Another important component of the #OurMusicMyBody campaign is fan education. When given the opportunity by a festival organization, the campaign sets up a booth to teach practices of consent, and let others know it is okay to call out their friends who are being inappropriately aggressive.
Zero-tolerance policies posted on festival websites are the small first steps festivals can take to addressing the issues of sexual harassment. However, it doesn’t hold a lot of weight if fans themselves aren’t ready and educated with response tools, since even the most sensitive security staff can’t reliably watch over thousands of individuals. #OurMusicMyBody is working to addressing these levels of education, so that zero-tolerance policies can be upheld.
“As far as I’m concerned, every single person who is present at a festival, or works at that festival, needs to know what crisis intervention is and have a basic understanding of how to respond to a report of harassment,” says Stuehrk.
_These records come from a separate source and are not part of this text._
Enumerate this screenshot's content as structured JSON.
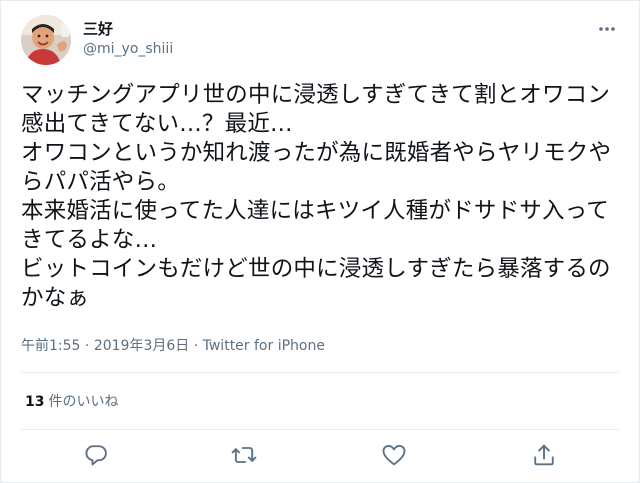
{
  "user": {
    "display_name": "三好",
    "handle": "@mi_yo_shiii"
  },
  "tweet": {
    "text": "マッチングアプリ世の中に浸透しすぎてきて割とオワコン感出てきてない…？最近…\nオワコンというか知れ渡ったが為に既婚者やらヤリモクやらパパ活やら。\n本来婚活に使ってた人達にはキツイ人種がドサドサ入ってきてるよな…\nビットコインもだけど世の中に浸透しすぎたら暴落するのかなぁ"
  },
  "meta": {
    "time": "午前1:55",
    "separator1": " · ",
    "date": "2019年3月6日",
    "separator2": " · ",
    "source": "Twitter for iPhone"
  },
  "stats": {
    "likes_count": "13",
    "likes_label": "件のいいね"
  },
  "icons": {
    "more": "more-icon",
    "reply": "reply-icon",
    "retweet": "retweet-icon",
    "like": "heart-icon",
    "share": "share-icon"
  },
  "colors": {
    "text": "#0f1419",
    "secondary": "#5b7083",
    "border": "#e6ecf0"
  }
}
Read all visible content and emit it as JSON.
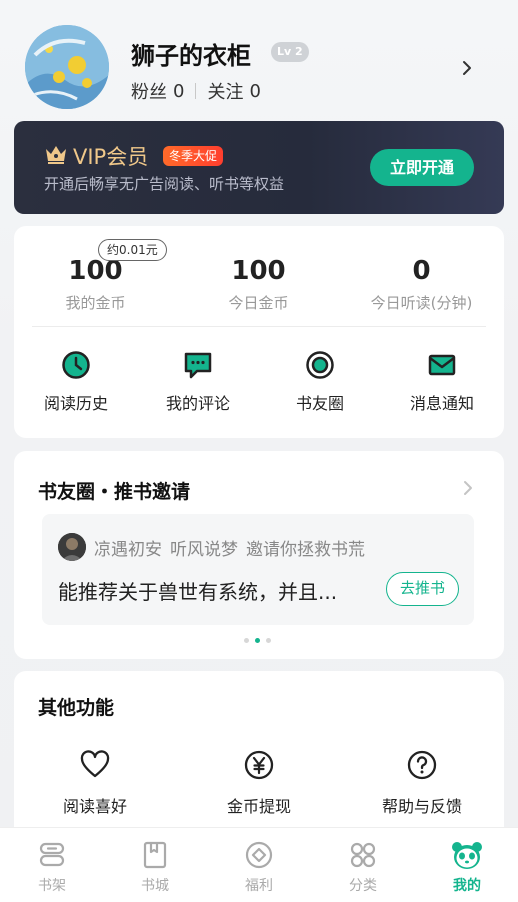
{
  "profile": {
    "username": "狮子的衣柜",
    "level": "Lv 2",
    "fans_label": "粉丝",
    "fans_count": "0",
    "following_label": "关注",
    "following_count": "0"
  },
  "vip": {
    "title": "VIP会员",
    "promo_badge": "冬季大促",
    "description": "开通后畅享无广告阅读、听书等权益",
    "button_label": "立即开通",
    "accent_color": "#14b48e",
    "title_color": "#f0c88a"
  },
  "stats": {
    "coin_tip": "约0.01元",
    "items": [
      {
        "value": "100",
        "label": "我的金币"
      },
      {
        "value": "100",
        "label": "今日金币"
      },
      {
        "value": "0",
        "label": "今日听读(分钟)"
      }
    ]
  },
  "quick_actions": [
    {
      "label": "阅读历史",
      "icon": "clock-icon"
    },
    {
      "label": "我的评论",
      "icon": "comment-icon"
    },
    {
      "label": "书友圈",
      "icon": "circle-icon"
    },
    {
      "label": "消息通知",
      "icon": "mail-icon"
    }
  ],
  "book_circle": {
    "title": "书友圈・推书邀请",
    "user": "凉遇初安",
    "target": "听风说梦",
    "invite_text": "邀请你拯救书荒",
    "request": "能推荐关于兽世有系统，并且...",
    "button_label": "去推书"
  },
  "other_functions": {
    "title": "其他功能",
    "items": [
      {
        "label": "阅读喜好",
        "icon": "heart-icon"
      },
      {
        "label": "金币提现",
        "icon": "yen-icon"
      },
      {
        "label": "帮助与反馈",
        "icon": "help-icon"
      }
    ]
  },
  "tabbar": [
    {
      "label": "书架",
      "icon": "bookshelf-icon",
      "active": false
    },
    {
      "label": "书城",
      "icon": "bookstore-icon",
      "active": false
    },
    {
      "label": "福利",
      "icon": "welfare-icon",
      "active": false
    },
    {
      "label": "分类",
      "icon": "category-icon",
      "active": false
    },
    {
      "label": "我的",
      "icon": "panda-icon",
      "active": true
    }
  ]
}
Overall, these various approaches are moving towards one thing; education. For a long time, festivals and festival-goers have refused to admit there was a problem – particularly men, who shockingly seem unaware that sexual harassment has been an ongoing issue for women at festivals. Along those lines, many festivals refuse to talk about how they are addressing these issues on their website or to attendees. It is this fear of recognizing the problem, and allowing those unaffected to stay in the dark, that allows violent behavior to proliferate. By the same token, those pushing for positive change must understand the sensitive, sometimes complicated nature of sexual violence, and take responsibility for their own actions in public spaces.
Writer Vera Papisova, who published the TeenVogue piece, also mentioned her little backpack. “This is why I usually wear a backpack in concert settings,” describes Papisova. “It forces distance between the stranger behind me and my body.” It won’t be the symbolic use of these backpacks that ends the abundance of sexual harassment at music festivals. In a post #MeToo age it is the responsibility of the masses to understand their personal role in maintaining spaces where violence towards women becomes unacceptable.